Advice: accessing home network beyond home
Hi folks, I'm just getting into this hobby thanks to the posts in this community. So far, I've installed Ubuntu server 22.04 on an old laptop and got paperless working, and I'm pretty pumped. Now I would like to access it outside of my home network on my phone.
I have a Netgear R7000 with Advanced Tomato installed. Here's my plan, but I don't know if it would work... So I'm hoping for a peer review of sorts.
- Get openVPN working on the router as a server.
- make a certificate for my phone and use it as a client.
- use my fedora laptop as the CA (?).
I think I need to use easy-RDA to make the keys and certificates...
Does that sound about right? It's this a good approach or is there something better/easier/more effective?
If there's a great tutorial around for accessing the home network externally, I'd super appreciate it. Would obviously prefer to do it myself and not pay for a service... I've been enjoying the learning experience!
I know it’s been mentioned before - but plain Wireguard is my way to go. KISS - keep it simple, stupid! setup might be a little bit of a learning curve, but once you got it for one device, others aren’t a big issue.
I had a CA, with OpenVPN, but that’s to much for a small setup like remote access to your home network.
Use it on iOS, Ubuntu and Windows to access my home services and DNS (Split-Tunnel).
It’s a pretty easy setup on OpenWrt. A quick look into the fresh tomato wiki tells me, that it shouldn’t be to complicated to achieve on your router (firmware). If you need help with setting Wireguard up, let me know, I’m happy to help out.
Big thanks to everyone that replied. Message received: ditch openVPN in favour of wireguard :-)

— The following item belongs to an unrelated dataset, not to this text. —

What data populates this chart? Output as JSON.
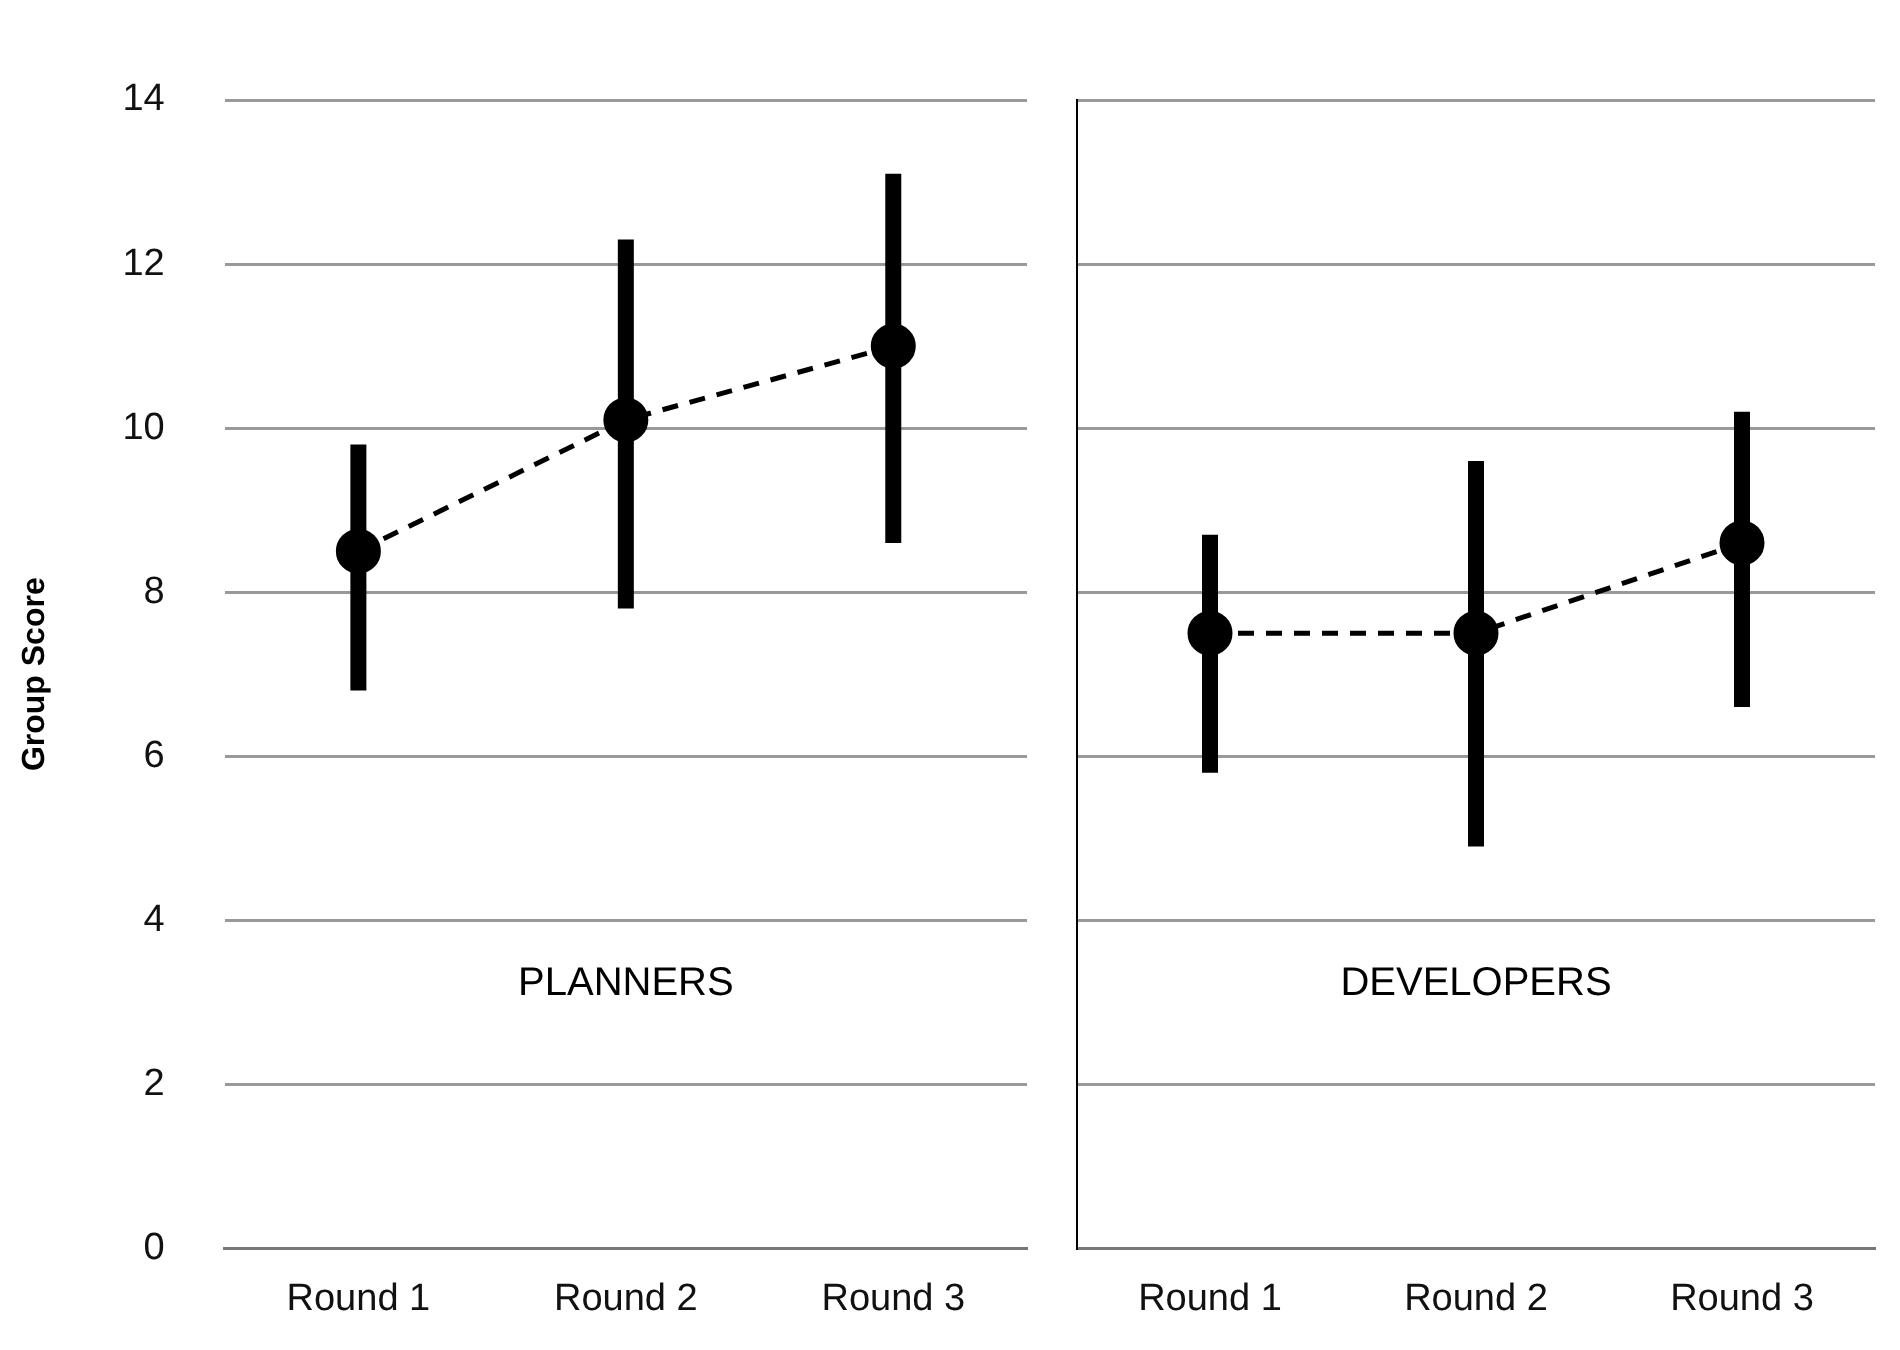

Uhm, status update: I just signed up for tailscale, and I'm able to access my home server after about 2 mins from first logging into the tailscale website. Wow...you guys weren't kidding 🙃
So what should I do next?
Nas, Media server, device auto backups to nas, game server, chatgpt instance, Lemmy instance, a website, wiki, nextcloud, pihole, or home assistant.
If you intend to collect/store data or make more servers, a nas would probably be a good idea to have.
Ok, I have an incoming Lenovo M93P SFF to upgrade my really old laptop as a server, so your list will be super helpful. Thanks!
You're mostly correct, but you don't need the laptop to act as a CA or anything. A CA is just a cryptographic key, you can generate them on the laptop, on the router, or wherever you want. All that matters is that the router and the clients agree on what the CA is.
Alternatively, you can port forward from the router to the laptop and run the VPN on the laptop itself. That will open you up to more VPN protocols such as WireGuard which is newer, works so much better, and a whole lot easier to get set up. That stuff just works. Or you can forward the SSH port, and use SSH forwarding using an app like JuiceSSH as the way to enter your network.
I can vouch for wireguard it's super easy to setup
Same here, but never tried tailscale or anything like that
So how does that work? Just using wireguard I mean.
Personally I use openmediavault (nas software) that has nice wireguard plugin and everything in UI. But you can use native wireguard app or pivpn for example.
Port forward 51820 udp to your server
Setup tunel and client on server
Scan QR code with your client (android or whatever)
and 3. has to be done for every new device
I personally am a fan of DIY when it comes to VPN. Check out Nebula. I'm working on building a Nebula-based network. Right now I'm using WireGuard tunnels. Pure WireGuard is diificult to scale but it does operate well scaled up.